Why the Street is positive on ICICI Bank

Stock up 12% since Wednesday, despite Street awareness that asset concerns may not die out soon

- HAMSINI KARTHIK

It was least expected that the March quarter (Q4) results of ICICI Bank would create such a huge impact on its stock price. The bundled effect of net profit trebling, loan growth looking positive and, more importantl­y, the optimistic management commentary on slower increase in bad loan additions has helped the ICICI Bank stock gain over 12 per cent since Wednesday. Currently trading at ~303, the stock is near its 52-week high. Part of the surge can also be attributed to reports that the stock could see more weight in a few key indices, which are due for routine re-adjustment, leading to some buying by fund managers. For instance, a report by Morgan Stanley suggests that MSCI could increase its weight on ICICI Bank from 1.2 per cent currently to 2.2 per cent.

While index realignmen­t is a technical factor, even fundamenta­ls were better in Q4. Despite slippages or loans which turned bad touching an all-time high at ~11,300 crore, analysts interprete­d these numbers optimistic­ally. Those at Phillip Capital say that while the near-term pressure on asset quality will continue, slippages from the watch list (loans with potential to turn bad) may be lower than FY17. Analysts believe that while unrecognis­ed stressed loans could be about ~30,000 crore or 6.4 per cent of loan book, it is lower than 8.5 per cent levels estimated in last March. For those at Edelweiss, FY17 was perhaps a year of pain recognitio­n, while recovery and resolution would be critical going ahead. Nonetheles­s, they warn that with the bank consuming its contingenc­y buffer created out of stake sale in its insurance businesses, the room for significan­t provisions from here on without hurting the balance sheet is limited. Therefore, credit costs may remain high in FY18 (at about 250 basis points).

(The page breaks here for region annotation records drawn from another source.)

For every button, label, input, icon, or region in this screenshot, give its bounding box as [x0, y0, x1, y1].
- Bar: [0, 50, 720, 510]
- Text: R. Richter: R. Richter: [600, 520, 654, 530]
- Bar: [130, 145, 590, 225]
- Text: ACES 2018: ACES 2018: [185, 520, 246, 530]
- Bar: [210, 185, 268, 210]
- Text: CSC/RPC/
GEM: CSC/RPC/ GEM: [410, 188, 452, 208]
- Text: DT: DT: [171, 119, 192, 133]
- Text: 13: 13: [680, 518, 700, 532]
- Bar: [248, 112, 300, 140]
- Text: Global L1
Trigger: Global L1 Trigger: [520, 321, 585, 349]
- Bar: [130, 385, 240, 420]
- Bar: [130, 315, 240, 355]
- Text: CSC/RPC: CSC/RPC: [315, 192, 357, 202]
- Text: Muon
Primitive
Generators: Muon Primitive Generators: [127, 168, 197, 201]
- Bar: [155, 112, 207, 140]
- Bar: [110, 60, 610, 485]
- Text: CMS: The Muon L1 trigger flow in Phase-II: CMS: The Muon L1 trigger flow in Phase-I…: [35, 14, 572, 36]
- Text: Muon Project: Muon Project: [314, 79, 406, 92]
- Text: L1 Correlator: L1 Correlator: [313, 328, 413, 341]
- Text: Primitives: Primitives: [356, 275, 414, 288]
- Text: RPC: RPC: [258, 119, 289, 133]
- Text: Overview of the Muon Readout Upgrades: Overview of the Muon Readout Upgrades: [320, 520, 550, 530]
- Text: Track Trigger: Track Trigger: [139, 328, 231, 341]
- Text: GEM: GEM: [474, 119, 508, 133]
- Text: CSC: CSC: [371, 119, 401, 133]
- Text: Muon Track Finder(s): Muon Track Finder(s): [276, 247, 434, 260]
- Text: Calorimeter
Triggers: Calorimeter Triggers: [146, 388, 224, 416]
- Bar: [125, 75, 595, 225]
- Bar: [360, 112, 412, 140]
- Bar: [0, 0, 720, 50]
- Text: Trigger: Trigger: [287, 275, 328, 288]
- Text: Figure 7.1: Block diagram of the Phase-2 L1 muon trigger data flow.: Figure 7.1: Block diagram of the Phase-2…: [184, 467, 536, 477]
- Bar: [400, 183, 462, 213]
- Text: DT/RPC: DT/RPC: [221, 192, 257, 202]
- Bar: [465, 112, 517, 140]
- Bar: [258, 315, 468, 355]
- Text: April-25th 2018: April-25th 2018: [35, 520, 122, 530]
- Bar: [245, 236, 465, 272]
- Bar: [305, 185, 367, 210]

Even the retail franchise is improving. The ratio of current account-saving account deposits to overall deposits at 50.4 per cent is highest in the last four years, thanks to a good amount of low-cost deposits sticking with the bank after demonetisa­tion. This has helped net interest margins scale to 3.96 per cent in Q4. Alongside this, the share of retail loans to overall loan book is also at an all-time high of over 51 per cent; retail loans typically enjoy higher margins and are perceived to be safer. While the rapid growth is due to a huge leap in unsecured lending, such as credit cards and personal loans (thanks to a low base), even the mainstay home and vehicle loan segments grew at an impressive pace of 15.5 -17 per cent in Q4.